In Erwartung des russischen Festakts am 9. Mai feuern sich Moskau und Kiew heftige Drohungen entgegen. Politikwissenschaftler Thomas Jäger sieht darin einen "Kampf der Nerven", bei dem Russland aus einer Position der Schwäche handelt. Eine ukrainische Aktion in Moskau wäre "für Russland eine Katastrophe".
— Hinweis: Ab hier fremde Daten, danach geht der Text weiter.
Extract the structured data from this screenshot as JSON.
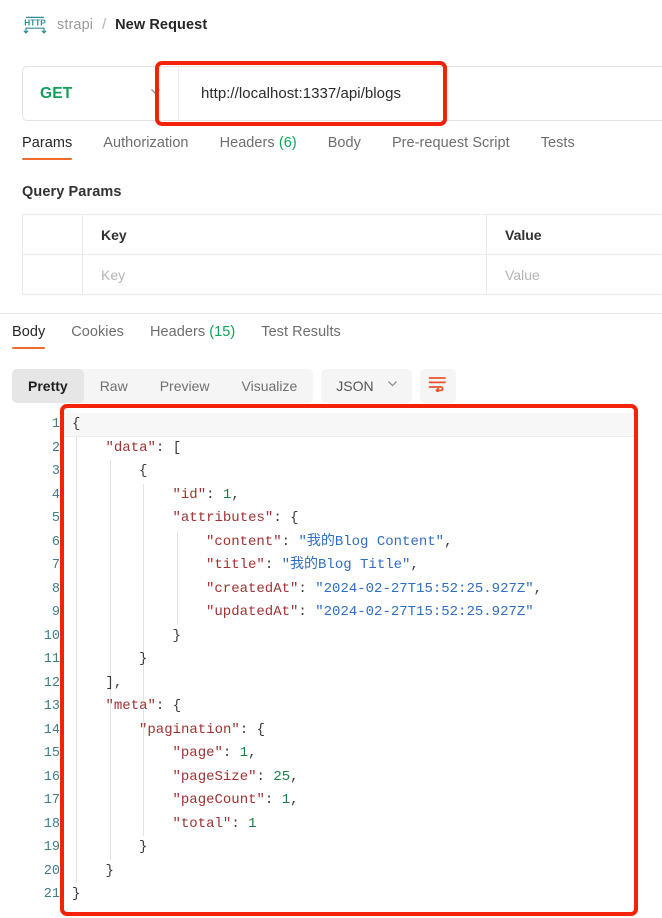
{
  "breadcrumb": {
    "icon": "http-protocol-icon",
    "collection": "strapi",
    "separator": "/",
    "current": "New Request"
  },
  "request": {
    "method": "GET",
    "method_color": "#10a05a",
    "url": "http://localhost:1337/api/blogs",
    "tabs": [
      {
        "label": "Params",
        "active": true
      },
      {
        "label": "Authorization",
        "active": false
      },
      {
        "label": "Headers",
        "count": "(6)",
        "active": false
      },
      {
        "label": "Body",
        "active": false
      },
      {
        "label": "Pre-request Script",
        "active": false
      },
      {
        "label": "Tests",
        "active": false
      }
    ],
    "query_params": {
      "title": "Query Params",
      "headers": {
        "key": "Key",
        "value": "Value"
      },
      "rows": [
        {
          "key_placeholder": "Key",
          "value_placeholder": "Value"
        }
      ]
    }
  },
  "response": {
    "tabs": [
      {
        "label": "Body",
        "active": true
      },
      {
        "label": "Cookies",
        "active": false
      },
      {
        "label": "Headers",
        "count": "(15)",
        "active": false
      },
      {
        "label": "Test Results",
        "active": false
      }
    ],
    "view_modes": [
      {
        "label": "Pretty",
        "active": true
      },
      {
        "label": "Raw",
        "active": false
      },
      {
        "label": "Preview",
        "active": false
      },
      {
        "label": "Visualize",
        "active": false
      }
    ],
    "language": "JSON",
    "wrap_icon": "word-wrap-icon"
  },
  "accent": {
    "tab_underline": "#ef6c2e",
    "annotation_red": "#f4210b",
    "count_green": "#10a05a",
    "line_number": "#3f7d8c",
    "json_key": "#a03232",
    "json_string": "#2f6ec4",
    "json_number": "#18814a"
  },
  "json_body": {
    "total_lines": 21,
    "lines": [
      {
        "n": 1,
        "indent": 0,
        "tokens": [
          {
            "t": "pun",
            "v": "{"
          }
        ]
      },
      {
        "n": 2,
        "indent": 1,
        "tokens": [
          {
            "t": "key",
            "v": "\"data\""
          },
          {
            "t": "pun",
            "v": ": ["
          }
        ]
      },
      {
        "n": 3,
        "indent": 2,
        "tokens": [
          {
            "t": "pun",
            "v": "{"
          }
        ]
      },
      {
        "n": 4,
        "indent": 3,
        "tokens": [
          {
            "t": "key",
            "v": "\"id\""
          },
          {
            "t": "pun",
            "v": ": "
          },
          {
            "t": "num",
            "v": "1"
          },
          {
            "t": "pun",
            "v": ","
          }
        ]
      },
      {
        "n": 5,
        "indent": 3,
        "tokens": [
          {
            "t": "key",
            "v": "\"attributes\""
          },
          {
            "t": "pun",
            "v": ": {"
          }
        ]
      },
      {
        "n": 6,
        "indent": 4,
        "tokens": [
          {
            "t": "key",
            "v": "\"content\""
          },
          {
            "t": "pun",
            "v": ": "
          },
          {
            "t": "str",
            "v": "\"我的Blog Content\""
          },
          {
            "t": "pun",
            "v": ","
          }
        ]
      },
      {
        "n": 7,
        "indent": 4,
        "tokens": [
          {
            "t": "key",
            "v": "\"title\""
          },
          {
            "t": "pun",
            "v": ": "
          },
          {
            "t": "str",
            "v": "\"我的Blog Title\""
          },
          {
            "t": "pun",
            "v": ","
          }
        ]
      },
      {
        "n": 8,
        "indent": 4,
        "tokens": [
          {
            "t": "key",
            "v": "\"createdAt\""
          },
          {
            "t": "pun",
            "v": ": "
          },
          {
            "t": "str",
            "v": "\"2024-02-27T15:52:25.927Z\""
          },
          {
            "t": "pun",
            "v": ","
          }
        ]
      },
      {
        "n": 9,
        "indent": 4,
        "tokens": [
          {
            "t": "key",
            "v": "\"updatedAt\""
          },
          {
            "t": "pun",
            "v": ": "
          },
          {
            "t": "str",
            "v": "\"2024-02-27T15:52:25.927Z\""
          }
        ]
      },
      {
        "n": 10,
        "indent": 3,
        "tokens": [
          {
            "t": "pun",
            "v": "}"
          }
        ]
      },
      {
        "n": 11,
        "indent": 2,
        "tokens": [
          {
            "t": "pun",
            "v": "}"
          }
        ]
      },
      {
        "n": 12,
        "indent": 1,
        "tokens": [
          {
            "t": "pun",
            "v": "],"
          }
        ]
      },
      {
        "n": 13,
        "indent": 1,
        "tokens": [
          {
            "t": "key",
            "v": "\"meta\""
          },
          {
            "t": "pun",
            "v": ": {"
          }
        ]
      },
      {
        "n": 14,
        "indent": 2,
        "tokens": [
          {
            "t": "key",
            "v": "\"pagination\""
          },
          {
            "t": "pun",
            "v": ": {"
          }
        ]
      },
      {
        "n": 15,
        "indent": 3,
        "tokens": [
          {
            "t": "key",
            "v": "\"page\""
          },
          {
            "t": "pun",
            "v": ": "
          },
          {
            "t": "num",
            "v": "1"
          },
          {
            "t": "pun",
            "v": ","
          }
        ]
      },
      {
        "n": 16,
        "indent": 3,
        "tokens": [
          {
            "t": "key",
            "v": "\"pageSize\""
          },
          {
            "t": "pun",
            "v": ": "
          },
          {
            "t": "num",
            "v": "25"
          },
          {
            "t": "pun",
            "v": ","
          }
        ]
      },
      {
        "n": 17,
        "indent": 3,
        "tokens": [
          {
            "t": "key",
            "v": "\"pageCount\""
          },
          {
            "t": "pun",
            "v": ": "
          },
          {
            "t": "num",
            "v": "1"
          },
          {
            "t": "pun",
            "v": ","
          }
        ]
      },
      {
        "n": 18,
        "indent": 3,
        "tokens": [
          {
            "t": "key",
            "v": "\"total\""
          },
          {
            "t": "pun",
            "v": ": "
          },
          {
            "t": "num",
            "v": "1"
          }
        ]
      },
      {
        "n": 19,
        "indent": 2,
        "tokens": [
          {
            "t": "pun",
            "v": "}"
          }
        ]
      },
      {
        "n": 20,
        "indent": 1,
        "tokens": [
          {
            "t": "pun",
            "v": "}"
          }
        ]
      },
      {
        "n": 21,
        "indent": 0,
        "tokens": [
          {
            "t": "pun",
            "v": "}"
          }
        ]
      }
    ],
    "parsed": {
      "data": [
        {
          "id": 1,
          "attributes": {
            "content": "我的Blog Content",
            "title": "我的Blog Title",
            "createdAt": "2024-02-27T15:52:25.927Z",
            "updatedAt": "2024-02-27T15:52:25.927Z"
          }
        }
      ],
      "meta": {
        "pagination": {
          "page": 1,
          "pageSize": 25,
          "pageCount": 1,
          "total": 1
        }
      }
    }
  }
}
+++ 19:34 Putin hält am 9. Mai Rede - Fico aus Slowakei auf Gästeliste +++

Der russische Präsident Wladimir Putin hält bei der Militärparade auf dem Roten Platz in Moskau am Samstag anlässlich des Sieges im Zweiten Weltkrieg eine Rede. Im Anschluss sind bilaterale Treffen geplant, unter anderem mit dem slowakischen Ministerpräsidenten Robert Fico, dem malaysischen König Sultan Ibrahim und dem laotischen Präsidenten Thongloun Sisoulith, teilt Kreml-Berater Juri Uschakow mit. Wegen der Gefahr eines ukrainischen Angriffs auf die Feierlichkeiten gelten verschärfte Sicherheitsvorkehrungen für Putin (siehe Eintrag 14:46 Uhr).